1

I am on Windows 7 32 bit. When I parse russian text PDF i recieve results file with ??? instead of russian characters. The developer addresses this issue with this fix

I got ? character with result on Windows. How can I avoid it? If the encoding of PDF is UTF-8, you should set chcp 65001 on your terminal before launching a Python process.

chcp 65001

I changed this in windows cmd but with no resul.

my code

import tabula


tabula.convert_into(r"C:\Code\Active\kartoteka\misc\ExampleExtract.pdf", r"C:\Code\Active\kartoteka\misc\output.csv", output_format="csv",pages = "all",java_options="-Dfile.encoding=utl-8")

Error log:

?? 10, 2018 11:15:18 PM org.apache.pdfbox.pdmodel.font.PDCIDFontType2Font getawtFont
INFO: Can't read the embedded font Times-Roman
??? 10, 2018 11:15:18 PM org.apache.pdfbox.pdmodel.font.PDCIDFontType2Font getawtFont
INFO: Using font Times New Roman instead
??? 10, 2018 11:15:19 PM org.apache.pdfbox.pdmodel.font.PDCIDFontType2Font getawtFont
INFO: Can't read the embedded font Times-Roman
??? 10, 2018 11:15:19 PM org.apache.pdfbox.pdmodel.font.PDCIDFontType2Font getawtFont
INFO: Using font Times New Roman instead

My resulting file still shows all russian characters in ????? How do you fix this issue?

Thats how original PDF looks. enter image description here

Billy Jhon
  • 1,035
  • 15
  • 30
  • Is it correct java_options or typo? It should be `java_options="-Dfile.encoding=UTF8"`. see also: https://stackoverflow.com/questions/6031877/jvm-property-dfile-encoding-utf8-or-utf-8 – chezou Aug 25 '18 at 13:16

1 Answers1

0

Nota bene: my comment is regarding the ability to extract text properly from a PDF in general versus tablula-py specifically, but hopefully this helps you determine if the problem lies with your PDF or with your PDF software.

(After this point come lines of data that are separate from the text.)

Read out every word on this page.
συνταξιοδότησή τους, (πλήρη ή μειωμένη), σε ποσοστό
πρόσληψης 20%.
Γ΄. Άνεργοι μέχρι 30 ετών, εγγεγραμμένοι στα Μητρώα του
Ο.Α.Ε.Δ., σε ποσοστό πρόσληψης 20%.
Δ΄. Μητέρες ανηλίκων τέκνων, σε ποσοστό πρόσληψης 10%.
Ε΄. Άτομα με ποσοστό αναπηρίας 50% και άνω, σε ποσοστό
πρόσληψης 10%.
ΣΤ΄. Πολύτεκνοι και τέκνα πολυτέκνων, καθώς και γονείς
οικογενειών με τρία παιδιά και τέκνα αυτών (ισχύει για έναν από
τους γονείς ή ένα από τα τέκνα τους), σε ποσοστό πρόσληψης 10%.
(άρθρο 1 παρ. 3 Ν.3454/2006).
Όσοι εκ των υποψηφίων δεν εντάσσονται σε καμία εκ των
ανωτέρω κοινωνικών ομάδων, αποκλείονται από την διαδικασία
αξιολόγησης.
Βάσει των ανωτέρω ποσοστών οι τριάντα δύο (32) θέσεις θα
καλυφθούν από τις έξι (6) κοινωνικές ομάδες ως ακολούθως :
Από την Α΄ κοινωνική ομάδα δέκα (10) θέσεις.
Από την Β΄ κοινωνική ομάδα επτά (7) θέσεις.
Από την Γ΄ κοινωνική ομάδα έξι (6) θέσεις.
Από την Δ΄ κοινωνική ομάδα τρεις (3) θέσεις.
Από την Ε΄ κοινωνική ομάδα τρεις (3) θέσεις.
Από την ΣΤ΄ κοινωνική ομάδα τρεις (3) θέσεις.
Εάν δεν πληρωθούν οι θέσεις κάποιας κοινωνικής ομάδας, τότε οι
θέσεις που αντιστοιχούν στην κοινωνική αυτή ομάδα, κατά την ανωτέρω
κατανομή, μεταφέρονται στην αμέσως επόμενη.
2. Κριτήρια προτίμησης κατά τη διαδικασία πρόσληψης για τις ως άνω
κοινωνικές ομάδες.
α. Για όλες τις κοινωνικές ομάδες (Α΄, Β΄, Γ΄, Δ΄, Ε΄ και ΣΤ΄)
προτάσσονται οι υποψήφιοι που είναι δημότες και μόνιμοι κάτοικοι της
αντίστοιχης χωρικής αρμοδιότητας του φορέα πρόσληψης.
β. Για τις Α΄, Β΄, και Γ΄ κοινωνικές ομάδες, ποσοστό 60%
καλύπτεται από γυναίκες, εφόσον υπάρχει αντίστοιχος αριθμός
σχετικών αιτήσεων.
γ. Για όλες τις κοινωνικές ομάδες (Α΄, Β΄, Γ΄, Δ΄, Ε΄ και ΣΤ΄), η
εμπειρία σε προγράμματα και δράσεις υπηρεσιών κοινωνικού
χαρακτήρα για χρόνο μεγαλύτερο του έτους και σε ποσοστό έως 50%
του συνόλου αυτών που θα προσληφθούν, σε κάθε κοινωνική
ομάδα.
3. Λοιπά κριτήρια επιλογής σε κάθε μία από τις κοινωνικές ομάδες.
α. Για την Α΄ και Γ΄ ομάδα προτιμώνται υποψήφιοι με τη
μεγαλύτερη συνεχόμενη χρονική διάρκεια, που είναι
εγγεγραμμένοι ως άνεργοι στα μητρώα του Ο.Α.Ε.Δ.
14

It's difficult to comment on the file you are looking at without seeing it but a good starting point is to try Acrobat and by either copying the text and pasting it into a text editor or doing a search for the text content will reveal if it can be extracted correctly or not.

If it can't be extracted properly then there's a good chance the font is lacking a ToUnicode entry (see Section 9.10.1 of the ISO PDF 32000-1:2008 specification for more information).

If Acrobat can extract the text properly then it's possible there is an issue with the PDF software you are using.

JosephA
  • 1,187
  • 3
  • 13
  • 27